La pièce est mise en scène et jouée par les étudiants de l’Académie de théâtre de Riga, surtitrée en français, au Théâtre de la Tête noire, Saran, le 16 novembre 2010.


— Petite Poucet est traduit en grec par Dimitra Kondylaki.

La pièce est créée au Theatre To Treno sto rouf à Athènes, dans une mise en scène de Tatiana Lygari, le 22 octobre 2012.

— Petite Poucet est traduit en russe par Tania Karaseva. Une lecture a lieu en octobre 2012 à l’Institut français de Moscou dans le cadre du festival de théâtre jeune public "Bolshaïa Peremena" ("La grande récré") organisé par le théâtre Praktika.
Nouvelle lecture dans le cadre du Festival La Grande Récré, le 7 novembre 2013.

Vie du texte

La Nuit MêmePasPeur

Sélectionné par LABO 07.

Sélectionné par l’association Athenor, section "jeunesse" de Saint-Nazaire avec six autres textes, pour la saison 2009-2010.

Pièce inscrite sur la liste de « Lectures pour les collégiens » du Ministère de l’éducation nationale.

Mise en espace de la La Nuit MêmePasPeur par Patrice Douchet, au Théâtre de la Tête noire, à Saran, le 2 avril 2009
puis le 3 décembre 2009, en présence de l’auteur.

Création dans une mise en scène de Patrice Douchet, au Théâtre de la Tête noire, à Saran (45), avec Ludovic Darras, Mathieu Jouanneau, Cécile Messineo, Marion Verstraeten, du 8 au 13 mars 2010.

Et, dans la suite, cette création est donnée à
— Nogent le Rotrou, 18 et 19 mars 2010
— au Théâtre de l’Est Parisien, lors du Festival 1,2,3 Théâtre, du 3 au 12 mai 2010.

Puis
— Théâtre de St Brice sous Forêt (95), le 19 octobre 2010
— Ensemble Poirel de Nancy (54), les 12 et 13 décembre 2010
— La Fabrique de Guéret (23), le 28 janvier 2011
— Château des ducs de Bretagne, Nantes (44), le 13 avril 2011
— Festival Saperlipopette, Domaine d’O, Montpellier (34), 14 et 15 mai 2011
— Le Préau-Centre dramatique régional de Basse-Normandie, Vire (14), 13 et 14 octobre 2011

Tournée 2012 avec avec Ludovic Darras, Mathieu Jouanneau, Cécile Messineo, Christel Montaigne
— Opéra Théâtre de Saint-Etienne, du 14 au 18 novembre

Reprise 2013 : Théâtre de la Tête noire, à Saran, 10-12 octobre.


Petite Poucet

Sélectionné par la Mousson d’hiver. Lecture dirigée par Yannick Toussaint et Thérèse Touillet, le 30 mars 2010.

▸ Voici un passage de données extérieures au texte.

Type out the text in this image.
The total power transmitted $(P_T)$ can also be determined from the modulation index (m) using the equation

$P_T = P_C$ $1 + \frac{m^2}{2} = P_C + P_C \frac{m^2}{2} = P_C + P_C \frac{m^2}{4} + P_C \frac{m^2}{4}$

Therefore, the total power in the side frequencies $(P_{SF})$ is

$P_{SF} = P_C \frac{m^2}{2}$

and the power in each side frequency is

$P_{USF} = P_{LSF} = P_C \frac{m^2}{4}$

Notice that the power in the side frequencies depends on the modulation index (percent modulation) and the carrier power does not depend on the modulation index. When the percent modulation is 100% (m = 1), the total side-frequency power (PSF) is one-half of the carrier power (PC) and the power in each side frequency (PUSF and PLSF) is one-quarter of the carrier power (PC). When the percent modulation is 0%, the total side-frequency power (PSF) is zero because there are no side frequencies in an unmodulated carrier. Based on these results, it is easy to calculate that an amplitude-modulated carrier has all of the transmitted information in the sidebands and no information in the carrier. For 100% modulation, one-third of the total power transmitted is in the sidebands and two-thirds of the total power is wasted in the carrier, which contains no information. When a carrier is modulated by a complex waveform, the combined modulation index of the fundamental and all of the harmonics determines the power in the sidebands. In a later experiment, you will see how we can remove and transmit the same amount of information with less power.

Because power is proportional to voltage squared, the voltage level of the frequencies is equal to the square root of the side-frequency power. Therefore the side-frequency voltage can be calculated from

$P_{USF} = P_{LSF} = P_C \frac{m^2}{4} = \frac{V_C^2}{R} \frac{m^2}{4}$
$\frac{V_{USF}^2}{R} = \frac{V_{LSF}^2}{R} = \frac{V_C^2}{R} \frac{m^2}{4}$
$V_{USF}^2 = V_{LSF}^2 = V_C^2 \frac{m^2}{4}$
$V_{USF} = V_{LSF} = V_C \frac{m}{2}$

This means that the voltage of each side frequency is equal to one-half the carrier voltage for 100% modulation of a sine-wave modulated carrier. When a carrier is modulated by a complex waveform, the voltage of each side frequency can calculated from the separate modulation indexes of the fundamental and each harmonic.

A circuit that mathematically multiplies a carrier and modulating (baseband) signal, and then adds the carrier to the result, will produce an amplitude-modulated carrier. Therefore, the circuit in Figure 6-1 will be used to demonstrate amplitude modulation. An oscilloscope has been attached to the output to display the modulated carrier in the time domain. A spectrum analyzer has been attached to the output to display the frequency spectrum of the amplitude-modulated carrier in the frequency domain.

— Mise en lecture sur France Culture, Atelier Fiction, dans une réalisation de Jacques Taroni, le 15 mai 2013.

— Création dans une mise en scène de Patrick Séraudie, Théâtre Folavril, avec Claude Sanchez et Anouchka Pasturel, à l’Espace JOB (Toulouse), les 11 et 12 octobre 2013.
Puis au Théâtre du Grand Rond (Toulouse) du 29 janvier au 8 février 2014.